I sat there for awhile, listening to the hum of camp activities. Young adults like us were moving about the camp site, most of them in their own groups of four. I had some quiet time to myself, at least until Maria showed up. She came in quietly, having spotted me quite quickly from the entrance of the dining room. I hadn’t walked far.
“…Chloe’s not very happy at you at the moment.” She wasn’t looking at me directly. Why was she afraid to make eye contact with me?
“What an understatement. But it’s not like I can do anything about it. She just needs to get it into her thick head that I can’t remember anything that happened ten years ago.”
“So that is really true then?” She sat down on the other side of the bench.

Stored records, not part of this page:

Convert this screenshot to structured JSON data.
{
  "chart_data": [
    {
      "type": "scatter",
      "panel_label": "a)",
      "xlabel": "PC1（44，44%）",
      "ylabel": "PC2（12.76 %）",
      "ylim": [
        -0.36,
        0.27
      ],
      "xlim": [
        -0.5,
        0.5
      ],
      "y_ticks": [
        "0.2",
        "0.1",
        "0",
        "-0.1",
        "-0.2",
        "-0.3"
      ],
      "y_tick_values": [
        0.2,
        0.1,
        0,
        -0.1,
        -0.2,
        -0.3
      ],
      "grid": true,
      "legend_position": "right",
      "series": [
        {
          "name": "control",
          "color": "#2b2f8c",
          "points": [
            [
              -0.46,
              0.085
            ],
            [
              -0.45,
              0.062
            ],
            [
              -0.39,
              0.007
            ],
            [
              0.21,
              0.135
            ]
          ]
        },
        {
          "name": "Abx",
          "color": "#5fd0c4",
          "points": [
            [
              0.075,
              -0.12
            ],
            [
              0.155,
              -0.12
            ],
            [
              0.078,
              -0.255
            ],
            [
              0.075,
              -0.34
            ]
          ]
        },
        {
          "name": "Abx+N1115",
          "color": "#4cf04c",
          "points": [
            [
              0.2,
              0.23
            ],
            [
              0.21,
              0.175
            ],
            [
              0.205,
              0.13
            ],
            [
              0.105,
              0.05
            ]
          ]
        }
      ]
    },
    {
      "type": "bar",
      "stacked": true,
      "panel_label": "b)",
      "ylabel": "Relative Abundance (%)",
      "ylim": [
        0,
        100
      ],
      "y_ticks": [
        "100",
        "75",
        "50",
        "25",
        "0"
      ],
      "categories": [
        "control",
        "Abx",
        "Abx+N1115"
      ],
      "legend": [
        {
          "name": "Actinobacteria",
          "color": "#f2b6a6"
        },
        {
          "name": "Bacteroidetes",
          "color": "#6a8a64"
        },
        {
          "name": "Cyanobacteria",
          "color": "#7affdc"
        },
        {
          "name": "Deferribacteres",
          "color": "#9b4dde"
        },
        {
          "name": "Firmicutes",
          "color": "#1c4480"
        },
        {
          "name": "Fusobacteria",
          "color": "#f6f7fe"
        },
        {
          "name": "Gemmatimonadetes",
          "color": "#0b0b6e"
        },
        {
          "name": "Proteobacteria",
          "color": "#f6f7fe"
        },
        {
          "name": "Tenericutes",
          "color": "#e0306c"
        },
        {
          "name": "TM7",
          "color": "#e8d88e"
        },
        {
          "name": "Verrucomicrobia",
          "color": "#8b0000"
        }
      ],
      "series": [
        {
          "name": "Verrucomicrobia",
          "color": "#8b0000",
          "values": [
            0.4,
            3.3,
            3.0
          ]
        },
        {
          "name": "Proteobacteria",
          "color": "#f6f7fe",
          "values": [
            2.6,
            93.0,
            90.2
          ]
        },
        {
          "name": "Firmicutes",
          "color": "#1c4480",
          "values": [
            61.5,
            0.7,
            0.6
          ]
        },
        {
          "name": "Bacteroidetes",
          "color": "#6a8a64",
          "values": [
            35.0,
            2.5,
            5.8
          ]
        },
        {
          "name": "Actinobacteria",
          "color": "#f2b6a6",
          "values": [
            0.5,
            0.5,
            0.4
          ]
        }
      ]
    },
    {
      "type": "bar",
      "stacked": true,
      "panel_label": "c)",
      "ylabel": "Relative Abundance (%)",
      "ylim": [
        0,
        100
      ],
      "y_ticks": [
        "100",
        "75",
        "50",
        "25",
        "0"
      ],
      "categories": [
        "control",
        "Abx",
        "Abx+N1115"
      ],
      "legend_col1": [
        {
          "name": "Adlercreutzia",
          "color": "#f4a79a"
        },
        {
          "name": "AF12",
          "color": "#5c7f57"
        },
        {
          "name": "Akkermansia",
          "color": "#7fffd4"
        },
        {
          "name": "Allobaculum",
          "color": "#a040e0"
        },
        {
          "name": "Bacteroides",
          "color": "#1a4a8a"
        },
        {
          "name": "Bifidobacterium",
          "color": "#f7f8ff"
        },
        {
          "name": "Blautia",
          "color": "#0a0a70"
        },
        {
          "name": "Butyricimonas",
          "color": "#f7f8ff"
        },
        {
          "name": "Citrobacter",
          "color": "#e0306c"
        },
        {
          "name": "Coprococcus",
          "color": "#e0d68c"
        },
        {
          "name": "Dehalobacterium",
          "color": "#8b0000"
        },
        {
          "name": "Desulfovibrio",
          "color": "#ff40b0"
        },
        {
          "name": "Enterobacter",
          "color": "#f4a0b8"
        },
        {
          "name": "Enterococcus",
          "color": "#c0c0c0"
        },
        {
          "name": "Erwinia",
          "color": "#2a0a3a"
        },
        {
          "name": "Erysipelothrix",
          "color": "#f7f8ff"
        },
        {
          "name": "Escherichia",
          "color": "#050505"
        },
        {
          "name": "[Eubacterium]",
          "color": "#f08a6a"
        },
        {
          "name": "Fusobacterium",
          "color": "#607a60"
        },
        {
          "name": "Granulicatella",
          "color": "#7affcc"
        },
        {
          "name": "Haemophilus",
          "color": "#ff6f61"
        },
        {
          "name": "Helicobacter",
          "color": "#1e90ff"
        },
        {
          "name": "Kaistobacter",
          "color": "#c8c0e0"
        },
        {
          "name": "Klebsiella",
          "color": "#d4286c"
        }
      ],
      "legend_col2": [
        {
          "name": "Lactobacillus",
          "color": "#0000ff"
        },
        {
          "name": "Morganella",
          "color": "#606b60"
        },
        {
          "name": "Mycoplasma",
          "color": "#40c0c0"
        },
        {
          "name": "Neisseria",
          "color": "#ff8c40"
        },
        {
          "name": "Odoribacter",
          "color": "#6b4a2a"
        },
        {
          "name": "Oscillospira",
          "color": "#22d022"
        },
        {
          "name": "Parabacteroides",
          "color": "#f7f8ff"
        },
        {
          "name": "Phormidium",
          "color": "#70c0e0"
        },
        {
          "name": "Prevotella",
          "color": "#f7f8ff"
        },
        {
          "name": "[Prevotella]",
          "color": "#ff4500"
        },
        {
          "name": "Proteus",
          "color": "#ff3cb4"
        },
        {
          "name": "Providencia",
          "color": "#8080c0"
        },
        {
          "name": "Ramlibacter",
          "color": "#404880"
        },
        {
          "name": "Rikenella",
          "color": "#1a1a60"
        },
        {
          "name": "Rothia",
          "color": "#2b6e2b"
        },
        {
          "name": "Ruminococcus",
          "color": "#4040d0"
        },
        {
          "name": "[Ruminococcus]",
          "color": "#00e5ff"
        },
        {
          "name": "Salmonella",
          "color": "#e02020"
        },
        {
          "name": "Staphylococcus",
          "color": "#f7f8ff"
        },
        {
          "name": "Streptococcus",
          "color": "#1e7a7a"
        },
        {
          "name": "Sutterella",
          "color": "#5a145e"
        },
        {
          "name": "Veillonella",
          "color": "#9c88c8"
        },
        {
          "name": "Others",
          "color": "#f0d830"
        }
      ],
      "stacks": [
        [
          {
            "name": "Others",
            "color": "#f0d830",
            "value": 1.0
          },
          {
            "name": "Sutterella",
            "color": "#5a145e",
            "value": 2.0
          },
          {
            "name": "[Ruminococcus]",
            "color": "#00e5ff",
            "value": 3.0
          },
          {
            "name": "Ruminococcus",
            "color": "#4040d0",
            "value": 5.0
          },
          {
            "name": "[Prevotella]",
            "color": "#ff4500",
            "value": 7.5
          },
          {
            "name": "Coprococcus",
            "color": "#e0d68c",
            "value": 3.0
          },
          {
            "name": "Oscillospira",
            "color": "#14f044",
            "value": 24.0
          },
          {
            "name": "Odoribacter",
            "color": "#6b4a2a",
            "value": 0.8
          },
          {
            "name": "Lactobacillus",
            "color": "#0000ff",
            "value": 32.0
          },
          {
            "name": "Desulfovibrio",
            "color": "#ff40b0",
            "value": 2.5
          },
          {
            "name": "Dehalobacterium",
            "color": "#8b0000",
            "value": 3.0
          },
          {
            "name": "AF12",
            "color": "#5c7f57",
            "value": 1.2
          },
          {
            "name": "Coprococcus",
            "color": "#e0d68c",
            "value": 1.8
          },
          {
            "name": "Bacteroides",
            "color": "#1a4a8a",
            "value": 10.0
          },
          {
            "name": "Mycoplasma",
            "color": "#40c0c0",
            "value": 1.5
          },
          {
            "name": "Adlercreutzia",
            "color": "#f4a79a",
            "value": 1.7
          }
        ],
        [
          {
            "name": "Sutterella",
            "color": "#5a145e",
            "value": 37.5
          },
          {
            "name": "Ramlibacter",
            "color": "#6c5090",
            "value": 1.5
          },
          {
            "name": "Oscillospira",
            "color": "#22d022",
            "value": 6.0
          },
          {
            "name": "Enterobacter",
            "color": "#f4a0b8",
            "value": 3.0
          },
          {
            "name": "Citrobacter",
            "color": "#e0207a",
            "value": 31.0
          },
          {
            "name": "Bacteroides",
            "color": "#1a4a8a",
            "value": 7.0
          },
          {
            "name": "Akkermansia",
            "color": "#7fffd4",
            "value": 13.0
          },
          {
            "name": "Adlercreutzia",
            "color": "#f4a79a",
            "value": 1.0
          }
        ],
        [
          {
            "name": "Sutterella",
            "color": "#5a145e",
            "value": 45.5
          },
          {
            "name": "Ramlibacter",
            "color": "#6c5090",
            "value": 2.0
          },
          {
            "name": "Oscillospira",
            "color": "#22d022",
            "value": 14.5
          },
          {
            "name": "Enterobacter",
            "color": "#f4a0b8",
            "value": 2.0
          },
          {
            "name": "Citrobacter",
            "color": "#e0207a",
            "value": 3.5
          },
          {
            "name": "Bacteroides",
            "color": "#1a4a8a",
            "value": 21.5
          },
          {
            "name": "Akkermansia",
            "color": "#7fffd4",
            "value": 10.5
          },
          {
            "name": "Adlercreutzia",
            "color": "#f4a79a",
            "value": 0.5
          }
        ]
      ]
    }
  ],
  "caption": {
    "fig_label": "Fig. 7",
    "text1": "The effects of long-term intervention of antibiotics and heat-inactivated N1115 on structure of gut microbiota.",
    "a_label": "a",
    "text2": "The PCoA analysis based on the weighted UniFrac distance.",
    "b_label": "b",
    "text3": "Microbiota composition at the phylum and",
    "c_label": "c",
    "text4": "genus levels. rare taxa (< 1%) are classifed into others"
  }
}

“Yes, obviously. I wouldn’t have fought with Chloe otherwise. Why, did you think I was just putting on a show?” Surely, she wasn’t that suspicious…
“Well…I think you are hiding something.”
“Are you on Chloe’s side or what?”
“I’m not going to punch you out, if that’s what you’re thinking. I’m just wondering…so that means you don’t remember anything from the previous Camp Woodlands?”
“Nothing, yeah.”
“So, you don’t remember anything about…me, then?”
She was making me feel guilty. “…No, sorry, Maria.”
She was twiddling her thumbs, looking down at her knees. “It’s just…well it’s stupid, really, but…when I was coming to Camp Woodlands, I was looking forward to hanging out with you again. With Dylan and Chloe as well, of course, but…mainly you. But, if you remember nothing of me, I must be like a…total stranger to you, or something like that.”
“Maria…”
“No, sorry, I’m wasting your time, aren’t I? You probably want some time alone after arguing with Chloe like that. I’ll just…go now.”
“No, Maria, wait…” But she was gone, walking back to our dormitories.
Well, you messed that up.
‘…I don’t know what to do. I can’t really do much, seeing as I don’t have any memories of any of them or what happened.’
This memory loss of yours has inconvenienced you a lot, hasn’t it?
‘You could say that.’
But I knew that my memory loss was somehow related to this whole mess of a camp. I kept wondering, what could be so horrific or supernatural that it would make me forget everything? Was I more involved than the others? Why did it affect me more? These were questions I had to find answers to, and quick, I don’t know how the others would react if they found out that I was weirder than they imagined…
I guess I would have to wait until the meeting, then. Even if that meant I would have to deal with everyone else again. But if it meant finding out something about what happened ten years ago, it was worth doing a thousand times over. I just hope I can survive that long.